Jelang Masa Tenang Pemilu 2024, KPU Mamuju Gelar Rapat Koordinasi Pembersihan APK

Rapat koordinasi KPU Mamuju (Foto: Eka Musriang)
Rapat koordinasi KPU Mamuju (Foto: Eka Musriang)

Komisi Pemilihan Umum (KPU) Kabupaten Mamuju menggelar rapat koordinasi pembersihan Alat Peraga Kampanye (APK) yang dihadiri KPU Sulbar, Bawaslu Mamuju dan partai politik peserta Pemilu 2024, Sabtu (10/2/2024).


Komisioner KPU Mamuju, Imat Totori mengungkapkan, masa tenang merupakan salah satu tahapan menuju hari pencoblosan dan pemungutan suara pada Pemilu. Dimana, masa itu tidak ada lagi aktivitas kampanye.

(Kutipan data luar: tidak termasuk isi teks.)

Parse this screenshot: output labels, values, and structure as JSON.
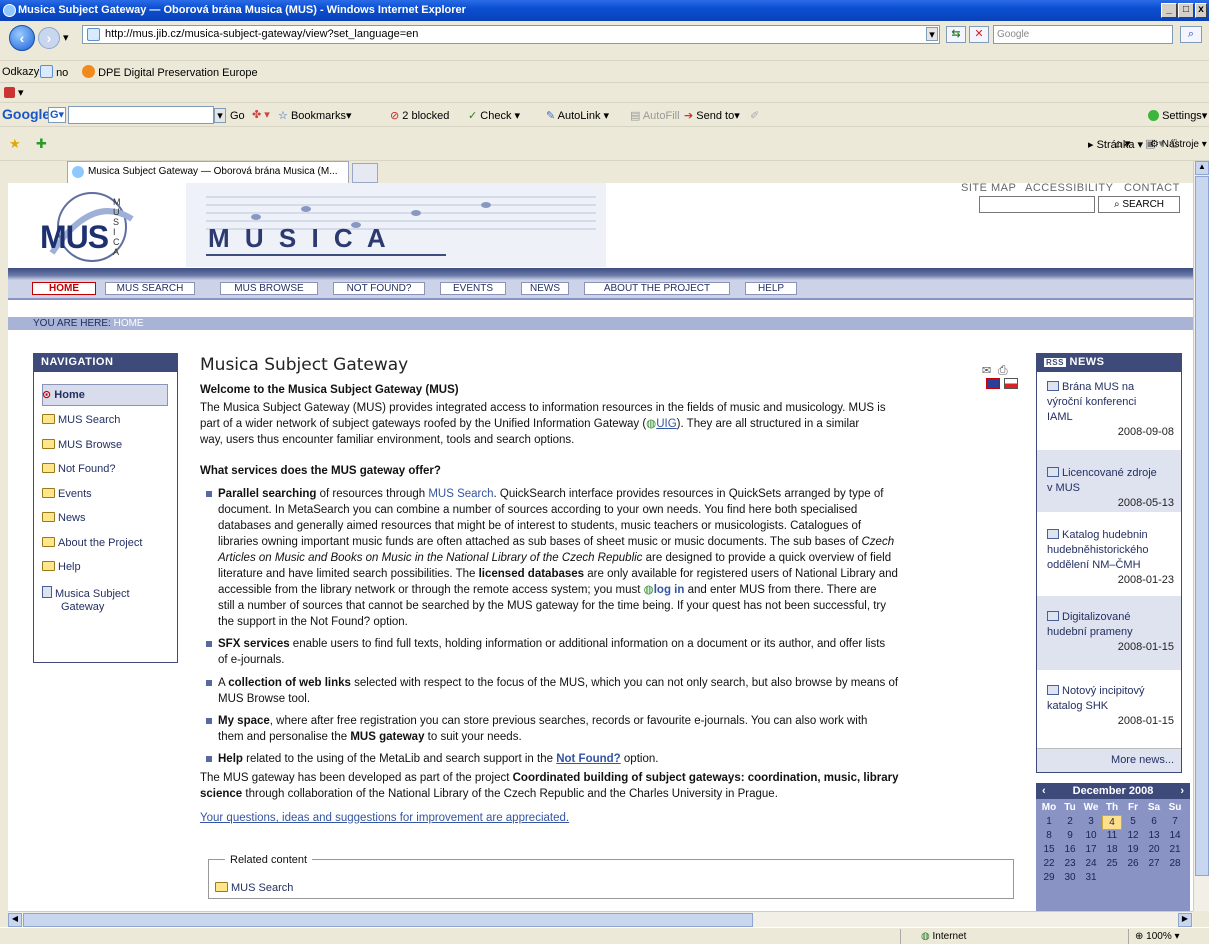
{
  "window": {
    "title": "Musica Subject Gateway — Oborová brána Musica (MUS) - Windows Internet Explorer",
    "min": "_",
    "max": "□",
    "close": "x"
  },
  "address": {
    "url": "http://mus.jib.cz/musica-subject-gateway/view?set_language=en",
    "search_placeholder": "Google"
  },
  "links_bar": {
    "label": "Odkazy",
    "items": [
      "no",
      "DPE Digital Preservation Europe"
    ]
  },
  "google_toolbar": {
    "logo": "Google",
    "go": "Go",
    "bookmarks": "Bookmarks▾",
    "blocked": "2 blocked",
    "check": "Check ▾",
    "autolink": "AutoLink ▾",
    "autofill": "AutoFill",
    "sendto": "Send to▾",
    "settings": "Settings▾"
  },
  "tab": {
    "title": "Musica Subject Gateway — Oborová brána Musica (M..."
  },
  "command_bar": {
    "page": "Stránka ▾",
    "tools": "Nástroje ▾"
  },
  "site": {
    "top_links": [
      "SITE MAP",
      "ACCESSIBILITY",
      "CONTACT"
    ],
    "search_button": "SEARCH",
    "logo_text": "MUS",
    "logo_side": "MUSICA",
    "banner_word": "M U S I C A",
    "menu": [
      "HOME",
      "MUS SEARCH",
      "MUS BROWSE",
      "NOT FOUND?",
      "EVENTS",
      "NEWS",
      "ABOUT THE PROJECT",
      "HELP"
    ],
    "breadcrumb_label": "YOU ARE HERE:",
    "breadcrumb_value": "HOME"
  },
  "navigation": {
    "heading": "NAVIGATION",
    "items": [
      "Home",
      "MUS Search",
      "MUS Browse",
      "Not Found?",
      "Events",
      "News",
      "About the Project",
      "Help",
      "Musica Subject",
      "Gateway"
    ]
  },
  "content": {
    "title": "Musica Subject Gateway",
    "welcome": "Welcome to the Musica Subject Gateway (MUS)",
    "intro_1": "The Musica Subject Gateway (MUS) provides integrated access to information resources in the fields of music and musicology. MUS is",
    "intro_2": "part of a wider network of subject gateways roofed by the Unified Information Gateway (",
    "intro_uig": "UIG",
    "intro_3": "). They are all structured in a similar",
    "intro_4": "way, users thus encounter familiar environment, tools and search options.",
    "services_heading": "What services does the MUS gateway offer?",
    "b1_strong": "Parallel searching",
    "b1_a": " of resources through ",
    "b1_link": "MUS Search",
    "b1_b": ". QuickSearch interface provides resources in QuickSets arranged by type of",
    "b1_l2": "document. In MetaSearch you can combine a number of sources according to your own needs. You find here both specialised",
    "b1_l3": "databases and generally aimed resources that might be of interest to students, music teachers or musicologists. Catalogues of",
    "b1_l4": "libraries owning important music funds are often attached as sub bases of sheet music or music documents. The sub bases of",
    "b1_l4i": " Czech",
    "b1_l5i": "Articles on Music and Books on Music in the National Library of the Czech Republic",
    "b1_l5": " are designed to provide a quick overview of field",
    "b1_l6a": "literature and have limited search possibilities. The ",
    "b1_l6s": "licensed databases",
    "b1_l6b": " are only available for registered users of National Library and",
    "b1_l7a": "accessible from the library network or through the remote access system; you must ",
    "b1_l7link": "log in",
    "b1_l7b": " and enter MUS from there. There are",
    "b1_l8": "still a number of sources that cannot be searched by the MUS gateway for the time being. If your quest has not been successful, try",
    "b1_l9": "the support in the Not Found? option.",
    "b2_strong": "SFX services",
    "b2_a": " enable users to find full texts, holding information or additional information on a document or its author, and offer lists",
    "b2_l2": "of e-journals.",
    "b3_a": "A ",
    "b3_strong": "collection of web links",
    "b3_b": " selected with respect to the focus of the MUS, which you can not only search, but also browse by means of",
    "b3_l2": "MUS Browse tool.",
    "b4_strong": "My space",
    "b4_a": ", where after free registration you can store previous searches, records or favourite e-journals. You can also work with",
    "b4_l2a": "them and personalise the ",
    "b4_l2s": "MUS gateway",
    "b4_l2b": " to suit your needs.",
    "b5_strong": "Help",
    "b5_a": " related to the using of the MetaLib and search support in the ",
    "b5_link": "Not Found?",
    "b5_b": " option.",
    "dev_a": "The MUS gateway has been developed as part of the project ",
    "dev_s1": "Coordinated building of subject gateways: coordination, music, library",
    "dev_s2": "science",
    "dev_b": " through collaboration of the National Library of the Czech Republic and the Charles University in Prague.",
    "feedback": "Your questions, ideas and suggestions for improvement are appreciated.",
    "related": "Related content",
    "related_item": "MUS Search"
  },
  "news": {
    "heading": "NEWS",
    "items": [
      {
        "l1": "Brána MUS na",
        "l2": "výroční konferenci",
        "l3": "IAML",
        "date": "2008-09-08"
      },
      {
        "l1": "Licencované zdroje",
        "l2": "v MUS",
        "l3": "",
        "date": "2008-05-13"
      },
      {
        "l1": "Katalog hudebnin",
        "l2": "hudebněhistorického",
        "l3": "oddělení NM–ČMH",
        "date": "2008-01-23"
      },
      {
        "l1": "Digitalizované",
        "l2": "hudební prameny",
        "l3": "",
        "date": "2008-01-15"
      },
      {
        "l1": "Notový incipitový",
        "l2": "katalog SHK",
        "l3": "",
        "date": "2008-01-15"
      }
    ],
    "more": "More news..."
  },
  "calendar": {
    "month": "December 2008",
    "days": [
      "Mo",
      "Tu",
      "We",
      "Th",
      "Fr",
      "Sa",
      "Su"
    ],
    "weeks": [
      [
        "1",
        "2",
        "3",
        "4",
        "5",
        "6",
        "7"
      ],
      [
        "8",
        "9",
        "10",
        "11",
        "12",
        "13",
        "14"
      ],
      [
        "15",
        "16",
        "17",
        "18",
        "19",
        "20",
        "21"
      ],
      [
        "22",
        "23",
        "24",
        "25",
        "26",
        "27",
        "28"
      ],
      [
        "29",
        "30",
        "31",
        "",
        "",
        "",
        ""
      ]
    ]
  },
  "status": {
    "zone": "Internet",
    "zoom": "100%"
  }
}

"Mulai besok 11 hingga 13 Februari 2024, sudah masuk masa tenang Pemilu. Jadi, tidak boleh lagi ada kegiatan kampanye dalam bentuk apapun, baik itu penyebaran APK, kemudian kampanye di media sosial oleh peserta Pemilu sesuai dengan ketentuan PKPU nomor 15 tahun 2023," kata Imat Totori.

Dia juga mengungkapkan, pihaknya sudah memberikan imbauan kepada partai politik peserta Pemilu untuk membersihkan APK nya secara mandiri. Bahkan, melakukan koordinasi dengan Bawaslu Mamuju dan Pemkab Mamuju.

"Untuk pembersihan (APK) sendiri merupakan kewenangan Bawaslu yang akan menilai apakah di masa tenang ini masih ditemukan AKP yang melanggar. Karena tidak serta-merta kemudian APK yang masih terpasang di masa tenang kemudian bisa dibersihkan, tapi harus berdasarkan rekomendasi melalui kajian dan penelitian oleh Bawaslu," ungkapnya.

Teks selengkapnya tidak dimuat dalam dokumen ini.